How England Sees America
For one year from 2007-2008, Amar traveled around the world reporting on how people from all walks of life view the United States through text and video. The following is one of a number of posts from England. For more, click here.
After a month in the UK, I get the sense that Britons feel America has grown up too fast for its own good; its muscles are larger than its brain. Culturally, economically, and militarily, America carries tremendous weight, but doesn’t know how to wield it effectively -- for its own interests or for the benefit of others.
In my interviews, the average American came out looking like a pre-pubescent Don Quixote in a sandbox. We’re described as big-hearted, big tippers with an exceptional service culture and a willingness to aid lost UK tourists. But we're also considered somewhat childlike: poorly traveled, insular, fervent with unexamined faith, excessive patriotism and wishful thinking.
The good of this that is we believe we can accomplish anything, spurring innovation and making us work hard. But confidence can easily slip into arrogance. The notion that Americans are exceptional, having founded a city on a hill, particularly irks Britons, who remind me they abolished slavery first. Omnipresent American flags and recurrent politicians’ calls for God to bless America blend faith and politics in a way that violates our founding principles, I'm told. Certain Muslim communities are particularly wary of American religiosity.

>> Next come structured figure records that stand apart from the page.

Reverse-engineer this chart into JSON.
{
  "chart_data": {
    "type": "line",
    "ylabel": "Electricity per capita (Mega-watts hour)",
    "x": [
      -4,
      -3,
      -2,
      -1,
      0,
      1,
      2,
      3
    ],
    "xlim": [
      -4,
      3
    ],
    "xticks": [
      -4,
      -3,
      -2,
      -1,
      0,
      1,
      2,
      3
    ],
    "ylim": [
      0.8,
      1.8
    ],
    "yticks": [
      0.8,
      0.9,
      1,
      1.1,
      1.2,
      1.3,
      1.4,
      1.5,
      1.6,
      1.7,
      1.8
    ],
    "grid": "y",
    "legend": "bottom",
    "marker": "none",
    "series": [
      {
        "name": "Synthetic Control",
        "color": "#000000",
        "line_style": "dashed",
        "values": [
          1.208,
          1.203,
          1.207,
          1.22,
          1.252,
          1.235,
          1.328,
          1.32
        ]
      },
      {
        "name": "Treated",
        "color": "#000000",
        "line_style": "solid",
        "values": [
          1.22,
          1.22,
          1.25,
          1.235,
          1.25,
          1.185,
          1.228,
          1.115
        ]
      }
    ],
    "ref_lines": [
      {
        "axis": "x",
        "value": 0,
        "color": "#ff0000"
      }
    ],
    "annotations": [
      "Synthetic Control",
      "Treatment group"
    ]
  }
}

If the problem were just American attitudes, that might be more tolerable, but with arrogance comes a pattern of destructive behavior which Americans too readily excuse themselves from on the premise that they're working overall for the good. This behavior ranges from rebuffing Kyoto to shrugging off civilian casualties in Afghanistan and Iraq.
But it’s not just Bush that’s the problem. Ever since World War II the British have been anxious about America's might. The U.S. rebuilt Europe and destroyed Nagasaki with little global resistance, after all. Today, America remains such a heavyweight that any change in the direction of its foreign policies can lead to big reverberations abroad.
Resentment toward America's blunted foreign policies also magnifies Britons' criticisms of U.S. domestic policies. America is often accused of ignoring its own poor and disadvantaged -- it certainly doesn't live up to the British tradition of universal health care. Incidents like the abominable emergency response to Hurricane Katrina reinforce this perception of a rich, indifferent American state run above the heads and wishes of its citizens. "Why don't Americans demand better?" Britons ask me.
To many Britons, America's global mission for democracy seems particularly misguided and they complain of being dragged along unwittingly. "We're just an aircraft carrier for America," complains Peter Underwood, who lives on a canal boat. Multilateralism and European issues are becoming increasingly important here. Running around the world, and for that matter running the world, seem outdated.
Yet some like Tony Blair continue to advocate a strong UK role in taking on international responsibilities with America. Many conservative citizens, especially those I met around Lancaster, fully support a U.S.-UK alliance willing to tackle global problems. The "war on terror" is foremost on their minds. The fight must be taken to the enemy, they say. From hunger to terror, the global is local like never before.
But even among those who think America and England need to address global problems, few (save Niall Ferguson) believe America needs more power at its disposal to do so. Most here think it already has too much.
They also argue that might alone -- cultural, economic or military -- won't enable the U.S. to govern or change the world. The latter alone certainly isn't enough. America must instead collaborate with other nations. To do so in good faith, it must see itself with a bit more humility, look outward while questioning itself inwardly, and envision a multipolar world.